Where Jews still aren’t welcome
Anti-Semitism is sweeping Hungary, said Colin Freeman. It’s so bad that the World Jewish Congress held its annual conference in Budapest to express solidarity with beleaguered Hungarian Jews. The Jobbik party, which is openly anti-Roma and anti-Semitic, is now the third-largest party in parliament, and its rise has coincided with a sharp uptick in anti-Semitic attacks and incidents.

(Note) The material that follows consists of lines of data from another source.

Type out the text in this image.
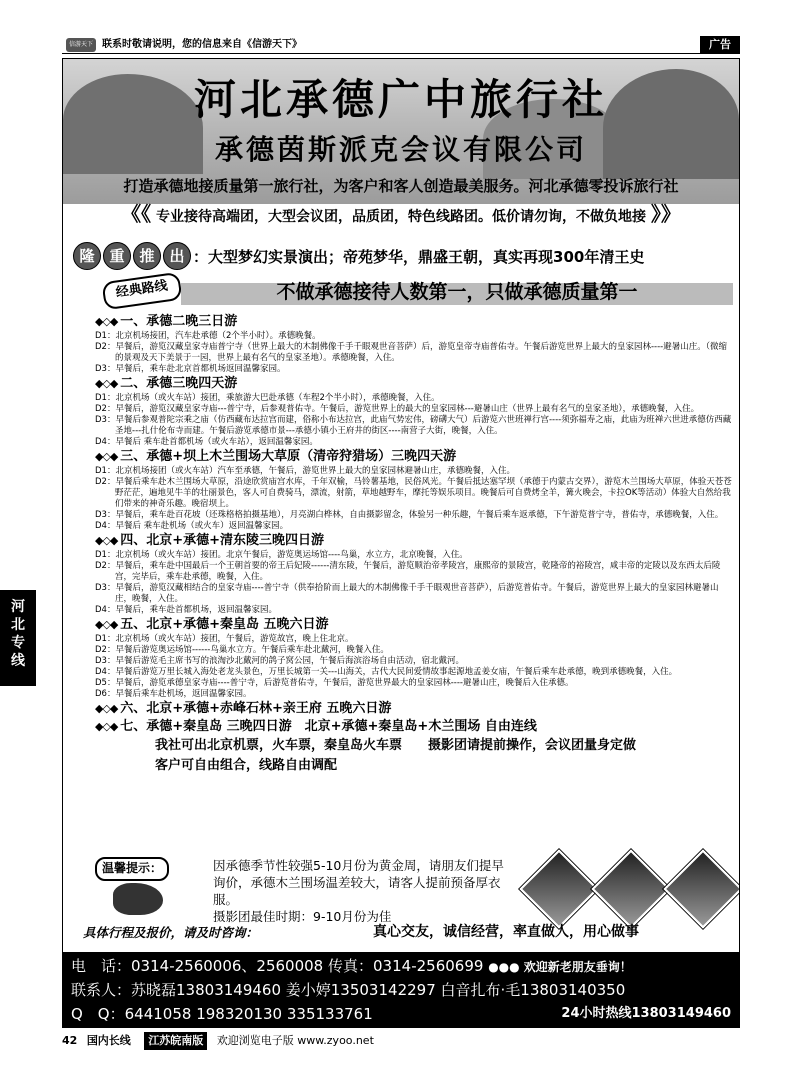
信游天下 联系时敬请说明，您的信息来自《信游天下》	广告
河
北
专
线
河北承德广中旅行社
承德茵斯派克会议有限公司
打造承德地接质量第一旅行社，为客户和客人创造最美服务。河北承德零投诉旅行社
《《 专业接待高端团，大型会议团，品质团，特色线路团。低价请勿询，不做负地接 》》
隆 重 推 出 ：大型梦幻实景演出；帝苑梦华，鼎盛王朝，真实再现300年清王史
不做承德接待人数第一，只做承德质量第一
经典路线

◆◇◆ 一、承德二晚三日游

D1：北京机场接团，汽车赴承德（2个半小时）。承德晚餐。

D2：早餐后，游览汉藏皇家寺庙普宁寺（世界上最大的木制佛像千手千眼观世音菩萨）后，游览皇帝寺庙普佑寺。午餐后游览世界上最大的皇家园林----避暑山庄。（微缩的景观及天下美景于一园，世界上最有名气的皇家圣地）。承德晚餐，入住。

D3：早餐后，乘车赴北京首都机场返回温馨家园。

◆◇◆ 二、承德三晚四天游

D1：北京机场（或火车站）接团，乘旅游大巴赴承德（车程2个半小时），承德晚餐，入住。

D2：早餐后，游览汉藏皇家寺庙---普宁寺，后参观普佑寺。午餐后，游览世界上的最大的皇家园林---避暑山庄（世界上最有名气的皇家圣地），承德晚餐，入住。

D3：早餐后参观普陀宗乘之庙（仿西藏布达拉宫而建，俗称小布达拉宫，此庙气势宏伟，磅礴大气）后游览六世班禅行宫----须弥福寿之庙，此庙为班禅六世进承德仿西藏圣地---扎什伦布寺而建。午餐后游览承德市景---承德小镇小王府井的街区----南营子大街，晚餐，入住。

D4：早餐后 乘车赴首都机场（或火车站），返回温馨家园。

◆◇◆ 三、承德+坝上木兰围场大草原（清帝狩猎场）三晚四天游

D1：北京机场接团（或火车站）汽车至承德，午餐后，游览世界上最大的皇家园林避暑山庄，承德晚餐，入住。

D2：早餐后乘车赴木兰围场大草原，沿途欣赏庙宫水库，千年双榆，马铃薯基地，民俗风光。午餐后抵达塞罕坝（承德于内蒙古交界），游览木兰围场大草原，体验天苍苍野茫茫，遍地见牛羊的壮丽景色，客人可自费骑马，漂流，射箭，草地越野车，摩托等娱乐项目。晚餐后可自费烤全羊，篝火晚会，卡拉OK等活动）体验大自然给我们带来的神奇乐趣。晚宿坝上。

D3：早餐后，乘车赴百花坡（还珠格格拍摄基地），月亮湖白桦林，自由摄影留念，体验另一种乐趣，午餐后乘车返承德，下午游览普宁寺，普佑寺，承德晚餐，入住。

D4：早餐后 乘车赴机场（或火车）返回温馨家园。

◆◇◆ 四、北京+承德+清东陵三晚四日游

D1：北京机场（或火车站）接团。北京午餐后，游览奥运场馆----鸟巢，水立方，北京晚餐，入住。

D2：早餐后，乘车赴中国最后一个王朝首要的帝王后妃陵------清东陵，午餐后，游览顺治帝孝陵宫，康熙帝的景陵宫，乾隆帝的裕陵宫，咸丰帝的定陵以及东西太后陵宫，完毕后，乘车赴承德，晚餐，入住。

D3：早餐后，游览汉藏相结合的皇家寺庙----普宁寺（供奉拾阶而上最大的木制佛像千手千眼观世音菩萨），后游览普佑寺。午餐后，游览世界上最大的皇家园林避暑山庄，晚餐，入住。

D4：早餐后，乘车赴首都机场，返回温馨家园。

◆◇◆ 五、北京+承德+秦皇岛 五晚六日游

D1：北京机场（或火车站）接团，午餐后，游览故宫，晚上住北京。

D2：早餐后游览奥运场馆------鸟巢水立方。午餐后乘车赴北戴河，晚餐入住。

D3：早餐后游览毛主席书写的浪淘沙北戴河的鸽子窝公园，午餐后海滨浴场自由活动，宿北戴河。

D4：早餐后游览万里长城入海处老龙头景色，万里长城第一关---山海关，古代大民间爱情故事起源地孟姜女庙，午餐后乘车赴承德，晚到承德晚餐，入住。

D5：早餐后，游览承德皇家寺庙----普宁寺，后游览普佑寺，午餐后，游览世界最大的皇家园林----避暑山庄，晚餐后入住承德。

D6：早餐后乘车赴机场，返回温馨家园。

◆◇◆ 六、北京+承德+赤峰石林+亲王府 五晚六日游

◆◇◆ 七、承德+秦皇岛 三晚四日游　北京+承德+秦皇岛+木兰围场 自由连线

我社可出北京机票，火车票，秦皇岛火车票　　摄影团请提前操作，会议团量身定做
客户可自由组合，线路自由调配
温馨提示：	因承德季节性较强5-10月份为黄金周，请朋友们提早

询价，承德木兰围场温差较大，请客人提前预备厚衣服。

摄影团最佳时期：9-10月份为佳

具体行程及报价，请及时咨询：	真心交友，诚信经营，率直做人，用心做事
电　话：0314-2560006、2560008 传真：0314-2560699 ●●● 欢迎新老朋友垂询！
联系人：苏晓磊13803149460 姜小婷13503142297 白音扎布·毛13803140350
Q　Q：6441058 198320130 335133761	24小时热线13803149460
42 国内长线 江苏皖南版 欢迎浏览电子版 www.zyoo.net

Jewish leaders have been attacked in the street and Jewish cemeteries vandalized. Rallies opposing anti-Semitism have been occasions for Jobbik-affiliated biker gangs to hold “ugly counter-demonstrations” that they call “Step on the Gas” days—the double meaning is intentional in this country that underwent “one of the most intensive anti-Jewish campaigns of the Holocaust,” with 400,000 Hungarian Jews sent to Auschwitz alone. Jobbik members of parliament have brought anti-Semitism firmly into the mainstream.
Songs by skinhead bands are routinely in the pop charts, and the Hungarian national soccer team was censured after fans shouted anti-Semitic taunts during a World Cup qualifier. All this ire is aimed at a minority of just 100,000 people in Hungary, most of whom don’t even publicly identify as Jews. One can hardly blame them.